To the Sea

They battened down the hatches when they knew the storm was returning. The little seaside town’s residents had ample warning this time. It had been forecast all week, so there was little excuse for anyone to leave washing on the line, deckchairs on the patio, windows open or unshuttered.

It had last come a year before, that memory still as shocking as the first drops of hail that whipped their downturned hides. People were lost that black weekend, when the day  turned to angry night. An entire family were plucked off the promenade by a crashing wave and swept out to the raging sea, never to be seen again, a costly sacrifice to Neptune.

So the streets were cleared, and the townspeople huddled in their hutches, and waited for the God’s anger to pass. Except for Jack, at eighty years too old to fear anymore. It was his daughter, son-in-law, and grandchildren that the storm had taken that day. It was his anger that the storm now mocked in imitation.

He stood on the bandstand, raised his fists to the assailant, and screamed against the driving rain, the screeching wind, the lashing seaspray.
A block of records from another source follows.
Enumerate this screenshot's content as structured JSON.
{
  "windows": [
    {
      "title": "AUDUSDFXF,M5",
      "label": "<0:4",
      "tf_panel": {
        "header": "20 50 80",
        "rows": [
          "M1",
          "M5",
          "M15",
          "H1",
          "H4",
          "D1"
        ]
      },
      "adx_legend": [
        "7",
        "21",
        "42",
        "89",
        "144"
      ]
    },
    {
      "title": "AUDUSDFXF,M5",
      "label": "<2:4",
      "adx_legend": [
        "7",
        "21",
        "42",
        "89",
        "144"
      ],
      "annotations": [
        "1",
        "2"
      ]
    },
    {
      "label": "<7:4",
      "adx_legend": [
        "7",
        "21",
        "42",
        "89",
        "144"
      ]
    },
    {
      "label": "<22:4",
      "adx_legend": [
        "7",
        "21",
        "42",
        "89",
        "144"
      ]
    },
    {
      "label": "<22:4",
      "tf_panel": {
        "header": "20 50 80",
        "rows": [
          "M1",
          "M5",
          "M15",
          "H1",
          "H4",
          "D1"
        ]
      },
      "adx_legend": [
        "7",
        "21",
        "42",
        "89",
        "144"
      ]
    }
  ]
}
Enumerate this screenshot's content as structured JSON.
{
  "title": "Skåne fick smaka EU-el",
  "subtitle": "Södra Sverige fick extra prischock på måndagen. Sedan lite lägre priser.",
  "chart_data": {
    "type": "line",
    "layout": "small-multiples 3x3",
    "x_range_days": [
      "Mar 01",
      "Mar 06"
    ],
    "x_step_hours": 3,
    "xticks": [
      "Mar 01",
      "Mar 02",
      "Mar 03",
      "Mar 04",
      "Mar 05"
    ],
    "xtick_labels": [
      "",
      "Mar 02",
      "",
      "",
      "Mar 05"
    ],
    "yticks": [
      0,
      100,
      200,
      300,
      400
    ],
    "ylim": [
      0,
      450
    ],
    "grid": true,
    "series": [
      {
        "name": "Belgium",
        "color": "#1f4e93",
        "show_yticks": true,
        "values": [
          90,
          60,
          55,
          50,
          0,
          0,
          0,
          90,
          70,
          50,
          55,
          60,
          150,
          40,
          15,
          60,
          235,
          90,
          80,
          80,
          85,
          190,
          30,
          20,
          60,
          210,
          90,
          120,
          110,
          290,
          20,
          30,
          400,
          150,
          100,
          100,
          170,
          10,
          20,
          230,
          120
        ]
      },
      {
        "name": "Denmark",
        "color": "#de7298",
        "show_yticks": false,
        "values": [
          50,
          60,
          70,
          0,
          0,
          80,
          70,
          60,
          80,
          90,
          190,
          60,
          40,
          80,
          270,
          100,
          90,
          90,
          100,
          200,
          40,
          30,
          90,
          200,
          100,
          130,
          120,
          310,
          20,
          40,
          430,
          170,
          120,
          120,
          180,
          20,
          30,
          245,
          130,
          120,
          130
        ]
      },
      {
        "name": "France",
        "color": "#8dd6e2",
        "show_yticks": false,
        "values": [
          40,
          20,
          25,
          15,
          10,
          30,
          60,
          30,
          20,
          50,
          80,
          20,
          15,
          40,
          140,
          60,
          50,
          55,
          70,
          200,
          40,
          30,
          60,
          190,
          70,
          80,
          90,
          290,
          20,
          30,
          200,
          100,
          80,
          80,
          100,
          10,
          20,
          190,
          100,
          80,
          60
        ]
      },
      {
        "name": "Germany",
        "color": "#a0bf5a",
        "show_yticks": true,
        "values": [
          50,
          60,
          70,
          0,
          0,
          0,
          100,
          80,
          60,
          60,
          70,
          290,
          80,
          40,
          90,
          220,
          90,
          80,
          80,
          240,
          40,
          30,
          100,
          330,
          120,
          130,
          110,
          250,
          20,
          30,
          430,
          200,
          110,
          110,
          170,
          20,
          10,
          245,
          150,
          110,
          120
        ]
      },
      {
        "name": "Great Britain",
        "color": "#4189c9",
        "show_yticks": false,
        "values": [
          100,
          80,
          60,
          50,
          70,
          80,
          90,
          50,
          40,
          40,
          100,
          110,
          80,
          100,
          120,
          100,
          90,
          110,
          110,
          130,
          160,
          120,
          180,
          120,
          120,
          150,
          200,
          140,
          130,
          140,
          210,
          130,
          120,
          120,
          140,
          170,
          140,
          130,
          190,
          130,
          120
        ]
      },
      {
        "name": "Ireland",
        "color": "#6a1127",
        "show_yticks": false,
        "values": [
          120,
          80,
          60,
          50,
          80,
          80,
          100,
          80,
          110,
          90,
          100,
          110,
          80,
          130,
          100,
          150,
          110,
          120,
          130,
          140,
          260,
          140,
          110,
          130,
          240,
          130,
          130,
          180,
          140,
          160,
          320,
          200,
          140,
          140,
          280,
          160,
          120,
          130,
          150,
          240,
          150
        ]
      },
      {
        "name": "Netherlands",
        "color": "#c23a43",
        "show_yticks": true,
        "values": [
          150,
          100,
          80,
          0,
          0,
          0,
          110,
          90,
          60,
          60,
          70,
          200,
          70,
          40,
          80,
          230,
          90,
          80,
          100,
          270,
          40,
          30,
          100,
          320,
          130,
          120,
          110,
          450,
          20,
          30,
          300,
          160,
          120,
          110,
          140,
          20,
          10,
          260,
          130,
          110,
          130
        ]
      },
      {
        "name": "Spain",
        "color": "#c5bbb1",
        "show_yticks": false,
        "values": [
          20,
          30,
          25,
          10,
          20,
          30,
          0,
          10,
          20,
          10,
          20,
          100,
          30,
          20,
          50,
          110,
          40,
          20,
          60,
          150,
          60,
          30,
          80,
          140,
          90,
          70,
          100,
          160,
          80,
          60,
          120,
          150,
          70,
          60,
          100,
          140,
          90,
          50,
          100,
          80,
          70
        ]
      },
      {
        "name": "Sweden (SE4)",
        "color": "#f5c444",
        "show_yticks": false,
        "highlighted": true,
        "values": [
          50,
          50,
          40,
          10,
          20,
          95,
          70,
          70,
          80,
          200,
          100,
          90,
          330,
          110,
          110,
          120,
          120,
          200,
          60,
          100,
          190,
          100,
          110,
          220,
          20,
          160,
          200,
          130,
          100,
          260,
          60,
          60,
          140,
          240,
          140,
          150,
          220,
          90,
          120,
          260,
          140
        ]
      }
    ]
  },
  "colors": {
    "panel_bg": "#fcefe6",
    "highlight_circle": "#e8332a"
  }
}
His frail body swayed, but his bitterness rooted him to the concrete against the cannonade.

His howl joined the wind, and a grand forty footer lifted him clear over the railing for the family reunion, no mark left behind. Sated, the wind began to calm, the waves drew back, the rain slowed it’s lash. The storm withdrew, satisfied with the town’s annual sacrifice, and let it be still for another year.